In the next few lines we get a wonderful summation of the difficulty of being a just person. It’s my impression that this doesn’t get much discussion in the commentaries (but I’m no expert here).
Socrates says, quite casually, “Let us make an image of the soul. We will a) model the form of a multitudinous, many-headed monster, having a ring of heads of all manner of beasts, tame and wild, which the monster is able to generate and metamorphose at will. . . Then we will b) make a second form a lion, and c) make a third of a man, the lion smaller than the monster, and the man smaller than the lion. . . . And now join the three to have them grow into one. . . . into a single image, as of the outer hull of a man. He who is not able to look within, and sees only the outer hull, may believe the beast to be a single human creature. . . .
[Now ‘the beast’ must be the composite a) + b) + c), right ? That is, the beast is neither the lion nor the monster — even though the monster is a ‘many headed beast’]
Socrates goes on to say, “He should watch over the many-headed monster like a good husbandman, fostering and cultivating the gentle qualities, and preventing the wild ones from growing; he should be making the lion-heart his ally, and in common care of them all should be uniting the several parts with one another and with himself.”
As for the difficulty of being just and happy, note that this puts one figure, c), the little man, in charge of moderating the wilder elements – that is, the lion-heart b) and the monster a) — a monster, as Cavell suggests, of volatile multitudinous, self-generating moods. (See Cavell, City of Words, p 337)

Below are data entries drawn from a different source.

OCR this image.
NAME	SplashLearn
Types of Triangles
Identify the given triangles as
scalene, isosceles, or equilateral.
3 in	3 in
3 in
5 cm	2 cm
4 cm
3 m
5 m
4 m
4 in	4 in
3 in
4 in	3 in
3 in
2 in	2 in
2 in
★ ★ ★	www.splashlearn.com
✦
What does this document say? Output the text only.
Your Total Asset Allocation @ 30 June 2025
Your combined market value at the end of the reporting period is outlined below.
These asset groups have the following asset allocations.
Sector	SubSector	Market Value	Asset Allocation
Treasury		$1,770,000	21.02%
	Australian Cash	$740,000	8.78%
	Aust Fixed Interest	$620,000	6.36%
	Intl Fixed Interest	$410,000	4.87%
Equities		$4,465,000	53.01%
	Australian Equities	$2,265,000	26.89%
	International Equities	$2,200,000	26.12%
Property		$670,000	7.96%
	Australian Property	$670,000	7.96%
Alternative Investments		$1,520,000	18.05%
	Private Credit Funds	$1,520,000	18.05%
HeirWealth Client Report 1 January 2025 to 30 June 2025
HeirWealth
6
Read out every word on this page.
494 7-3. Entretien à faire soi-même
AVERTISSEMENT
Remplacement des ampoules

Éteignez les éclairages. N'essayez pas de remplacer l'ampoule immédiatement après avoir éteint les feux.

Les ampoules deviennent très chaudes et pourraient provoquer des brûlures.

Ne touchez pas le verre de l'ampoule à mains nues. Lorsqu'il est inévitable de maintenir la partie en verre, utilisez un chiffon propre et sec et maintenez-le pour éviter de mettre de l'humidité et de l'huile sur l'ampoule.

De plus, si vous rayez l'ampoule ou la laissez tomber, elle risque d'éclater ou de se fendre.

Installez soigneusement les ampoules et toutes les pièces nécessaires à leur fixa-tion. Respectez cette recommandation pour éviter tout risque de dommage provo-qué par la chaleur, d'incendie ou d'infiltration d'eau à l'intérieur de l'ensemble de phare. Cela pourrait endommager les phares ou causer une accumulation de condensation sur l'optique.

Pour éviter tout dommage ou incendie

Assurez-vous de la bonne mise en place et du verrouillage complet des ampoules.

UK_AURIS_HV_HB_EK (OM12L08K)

And as for the unity of the Republic’s argument, if I’m reading this composite image correctly, note that these powers of husbanding, fostering, cultivating, and creating reconciliation do not seem straightforwardly to be the capabilities of the rational figure who earlier in the Republic was pictured as a ruling King – am I right? Can the King be the tripartite ‘beast’ writ large, or is he instead the little man blessed with enormous powers of husbanding and conciliation?
Does anyone else feel an enormous tension between the business-like education of the philosopher-king, and the task the ‘little man’ faces?